L’Italia si piazza al quinto posto in Europa per sprechi alimentari. Secondo un’analisi del Centro Studi “Divulga”, ogni abitante italiano spreca 333 euro l’anno. 146 kg di cibo buttati nella spazzatura, oltre a 0,40 kg in emissioni CO2 a persona (effetto serra).
Il Belpaese ostenta ricchezza mentre affonda nei debiti e fa registrare un Prodotto interno lordo (Pil) poco oltre lo zero virgola. Manda al macero 8,65 milioni di tonnellate di cibo l’anno ancora buono, ogni famiglia spreca 107 kg in 365 giorni (73% del totale).
Già prima della pandemia ci si è interrogati sulla necessità di destinare i prodotti alimentari in via di scadenza, o in eccesso, con la Legge 166 del 2016.
Tre i cardini principali su cui si fonda la norma: riduzione della produzione di rifiuti, promozione del riuso e del riciclo, un Piano nazionale di prevenzione dello spreco alimentare.
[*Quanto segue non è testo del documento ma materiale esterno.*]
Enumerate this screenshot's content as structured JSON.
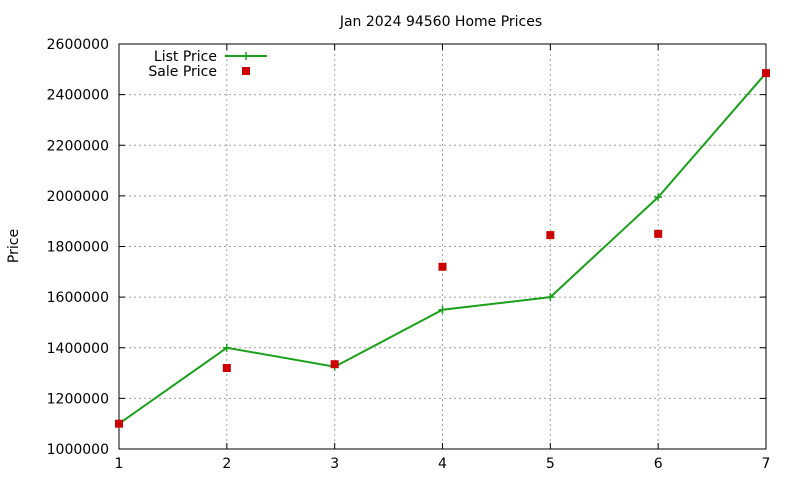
{
  "chart_data": {
    "type": "line",
    "title": "Jan 2024 94560 Home Prices",
    "xlabel": "",
    "ylabel": "Price",
    "xlim": [
      1,
      7
    ],
    "ylim": [
      1000000,
      2600000
    ],
    "x_ticks": [
      "1",
      "2",
      "3",
      "4",
      "5",
      "6",
      "7"
    ],
    "y_ticks": [
      "1000000",
      "1200000",
      "1400000",
      "1600000",
      "1800000",
      "2000000",
      "2200000",
      "2400000",
      "2600000"
    ],
    "grid": true,
    "legend_position": "top-left",
    "series": [
      {
        "name": "List Price",
        "style": "linespoints",
        "marker": "plus",
        "color": "#1aa01a",
        "x": [
          1,
          2,
          3,
          4,
          5,
          6,
          7
        ],
        "y": [
          1100000,
          1400000,
          1325000,
          1550000,
          1600000,
          1995000,
          2485000
        ]
      },
      {
        "name": "Sale Price",
        "style": "points",
        "marker": "square",
        "color": "#cc0000",
        "x": [
          1,
          2,
          3,
          4,
          5,
          6,
          7
        ],
        "y": [
          1100000,
          1320000,
          1335000,
          1720000,
          1845000,
          1850000,
          2485000
        ]
      }
    ]
  }
}
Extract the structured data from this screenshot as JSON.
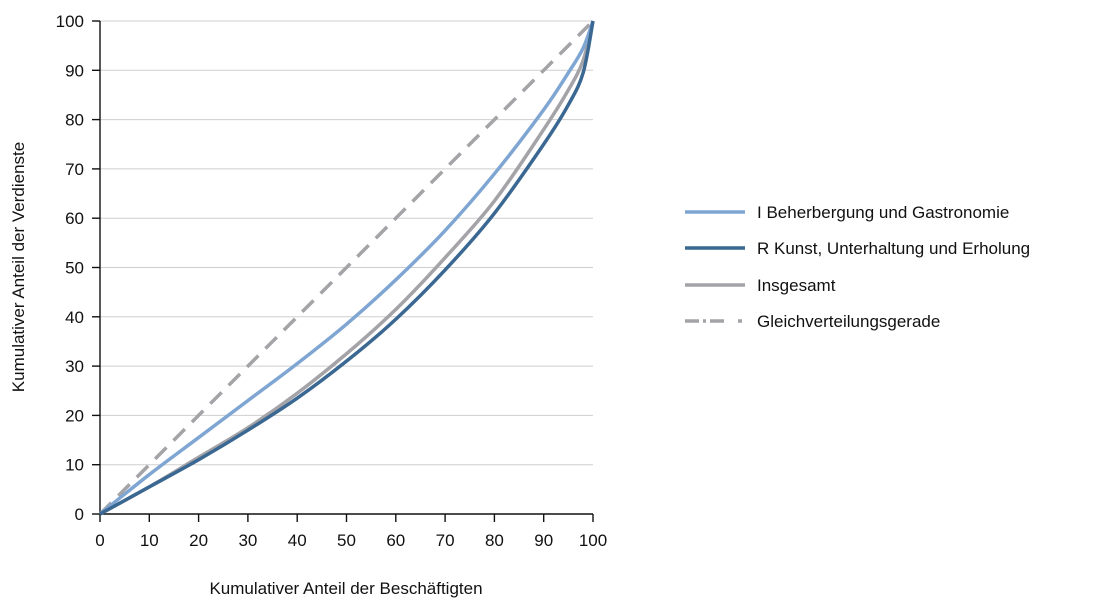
{
  "chart_data": {
    "type": "line",
    "title": "",
    "xlabel": "Kumulativer Anteil der Beschäftigten",
    "ylabel": "Kumulativer Anteil der Verdienste",
    "xlim": [
      0,
      100
    ],
    "ylim": [
      0,
      100
    ],
    "x_ticks": [
      "0",
      "10",
      "20",
      "30",
      "40",
      "50",
      "60",
      "70",
      "80",
      "90",
      "100"
    ],
    "y_ticks": [
      "0",
      "10",
      "20",
      "30",
      "40",
      "50",
      "60",
      "70",
      "80",
      "90",
      "100"
    ],
    "grid": "horizontal",
    "legend_position": "right",
    "x": [
      0,
      10,
      20,
      30,
      40,
      50,
      60,
      70,
      80,
      90,
      95,
      98,
      100
    ],
    "series": [
      {
        "name": "I Beherbergung und Gastronomie",
        "color": "#7fa6d3",
        "dash": "solid",
        "values": [
          0,
          8,
          15.5,
          23,
          30.5,
          38.5,
          47.5,
          57.5,
          69,
          82,
          89.5,
          94.5,
          100
        ]
      },
      {
        "name": "R Kunst, Unterhaltung und Erholung",
        "color": "#3a6892",
        "dash": "solid",
        "values": [
          0,
          5.5,
          11,
          17,
          23.5,
          31,
          39.5,
          49.5,
          61,
          75,
          83,
          89.5,
          100
        ]
      },
      {
        "name": "Insgesamt",
        "color": "#a3a3a8",
        "dash": "solid",
        "values": [
          0,
          5.5,
          11.5,
          17.5,
          24.5,
          32.5,
          41.5,
          52,
          63.5,
          78,
          86,
          92,
          100
        ]
      },
      {
        "name": "Gleichverteilungsgerade",
        "color": "#a3a3a8",
        "dash": "dashed",
        "values": [
          0,
          10,
          20,
          30,
          40,
          50,
          60,
          70,
          80,
          90,
          95,
          98,
          100
        ]
      }
    ]
  }
}
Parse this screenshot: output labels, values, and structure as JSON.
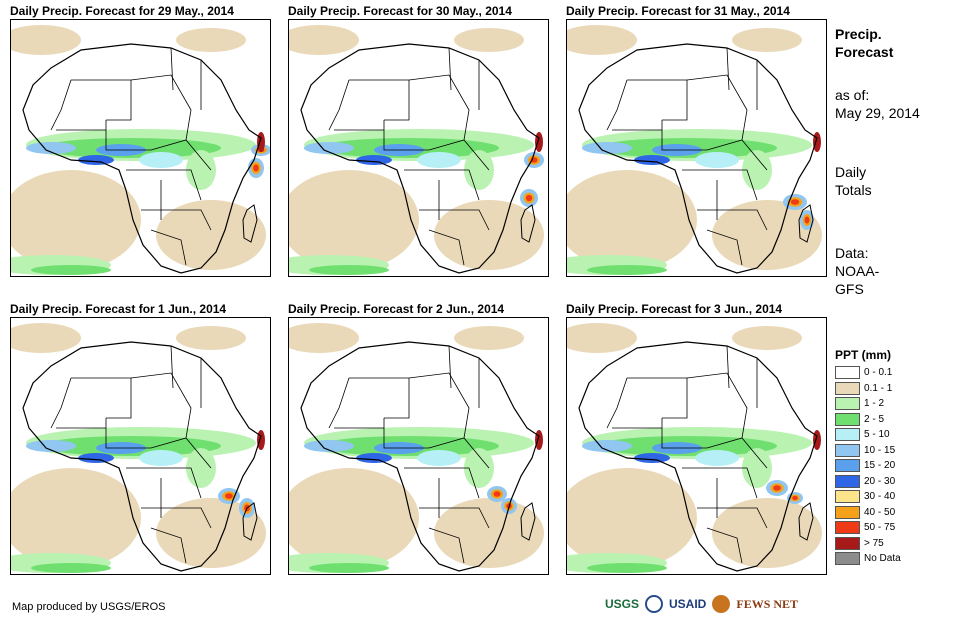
{
  "panels": [
    {
      "title": "Daily Precip. Forecast for 29 May., 2014"
    },
    {
      "title": "Daily Precip. Forecast for 30 May., 2014"
    },
    {
      "title": "Daily Precip. Forecast for 31 May., 2014"
    },
    {
      "title": "Daily Precip. Forecast for 1 Jun., 2014"
    },
    {
      "title": "Daily Precip. Forecast for 2 Jun., 2014"
    },
    {
      "title": "Daily Precip. Forecast for 3 Jun., 2014"
    }
  ],
  "side": {
    "title1": "Precip.",
    "title2": "Forecast",
    "asof_label": "as of:",
    "asof_date": "May 29, 2014",
    "daily1": "Daily",
    "daily2": "Totals",
    "data1": "Data:",
    "data2": "NOAA-",
    "data3": "GFS"
  },
  "legend": {
    "title": "PPT (mm)",
    "items": [
      {
        "label": "0 - 0.1",
        "color": "#ffffff"
      },
      {
        "label": "0.1 - 1",
        "color": "#ead9b8"
      },
      {
        "label": "1 - 2",
        "color": "#b9f2b1"
      },
      {
        "label": "2 - 5",
        "color": "#6fe06f"
      },
      {
        "label": "5 - 10",
        "color": "#b6f0f6"
      },
      {
        "label": "10 - 15",
        "color": "#90c6f0"
      },
      {
        "label": "15 - 20",
        "color": "#5aa0ec"
      },
      {
        "label": "20 - 30",
        "color": "#2f66e6"
      },
      {
        "label": "30 - 40",
        "color": "#fce48a"
      },
      {
        "label": "40 - 50",
        "color": "#f5a21a"
      },
      {
        "label": "50 - 75",
        "color": "#ee3a16"
      },
      {
        "label": "> 75",
        "color": "#a81a1a"
      },
      {
        "label": "No Data",
        "color": "#8c8c8c"
      }
    ]
  },
  "footer": {
    "credit": "Map produced by USGS/EROS"
  },
  "logos": {
    "usgs": "USGS",
    "usaid": "USAID",
    "fews": "FEWS NET"
  }
}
Un problema innanzitutto culturale, quindi, che dovrebbe far capire ai cittadini alcuni comportamenti sani, ad esempio, la distinzione tra la data di scadenza del prodotto (tassativa) e quella del “termine minimo di conservazione” (prodotto ancora commestibile).
Come pure frutta e verdura, alimenti che vengono scartati in base ad una sorta di presunta “bellezza”, si scelgono cavolfiori solo se bianchissimi e/o pomodori perfettamente sinuosi. Le “imperfezioni” esclusivamente naturali vengono considerate “brutte” e, quindi, non gradite.
Eppure, al netto della legge 166, Le Regioni e gli enti locali potrebbero fare molto in tal senso. Innanzitutto programmi educativi e campagne informative finalizzati al contrasto sugli sprechi alimentari, peraltro di poco o niente impatto economico.
Recuperare prodotti alimentari, così come quelli farmaceutici, per redistribuirli a fini caritatevoli, fa crescere una società dal punto di vista inclusivo, accentua forme concrete di solidarietà e rinsalda rapporti di vicinato, muove una sorta di “seconda economia” non solo non tassabile, ma anche “curativa” dal punto di vista ambientale.
Infatti, il cibo sprecato brucia risorse economiche e ambientali, sperpera percentuali di PIL, consuma ettari di suolo metri cubi d’acqua, produce tonnellate di anidride carbonica. Insomma, va cambiato radicalmente il modo di consumare.
Eppure, pandemia prima e guerra poi, moltiplicatori naturali di processi inflattivi dovuti innanzitutto all’aumento dei prezzi al consumo dei prodotti di largo e generale consumo, ovvero di prima necessità, oggi dovrebbero indurre, a maggior ragione, a “rintracciare” fasi della filiera alimentare affinché la stessa diventi più sostenibile e meno dispendiosa, Indipendentemente dalla geopolitica del cibo e dalla dipendenza delle materie prime. 
E l’Unione Europea è virtuosa o meno dal punto di vista degli sprechi alimentari? No, il costo complessivo della produzione considerata in “eccesso” è pari a circa 148,7 miliardi di euro. L’Europa a cui apparteniamo non riesce a dare indirizzi correttivi tali da perfezionare la produzione agroalimentare e i consumi delle famiglie. La sua inerzia, in tal senso, è aggravante.
In definitiva, bisogna uscire fuori dalla logica “economicista” e prendere atto che gli “eccessi” alimentari sono diventati, a tutti gli effetti, anche e soprattutto un problema morale. Ovvero riguardano i singoli cittadini nei propri comportamenti quotidiani. Ad esempio, perché non far studiare a scuola, nelle materie da considerare obbligatorie, l’educazione ambientale e i processi legati all’economia circolare? Sarebbe un piccolo ma rivoluzionario esempio del passaggio dal contenitore al contenuto, dalla teoria, spesso inconcludente, alla praticabilità che incide direttamente sugli stili di vita delle famiglie.
Ancora una volta, l’empio e soverchioso occidente combatte contro se stesso e muore per “eccesso” di alimenti, mentre da un’altra parte della terra la vita si ferma per malnutrizione, fame e carestia.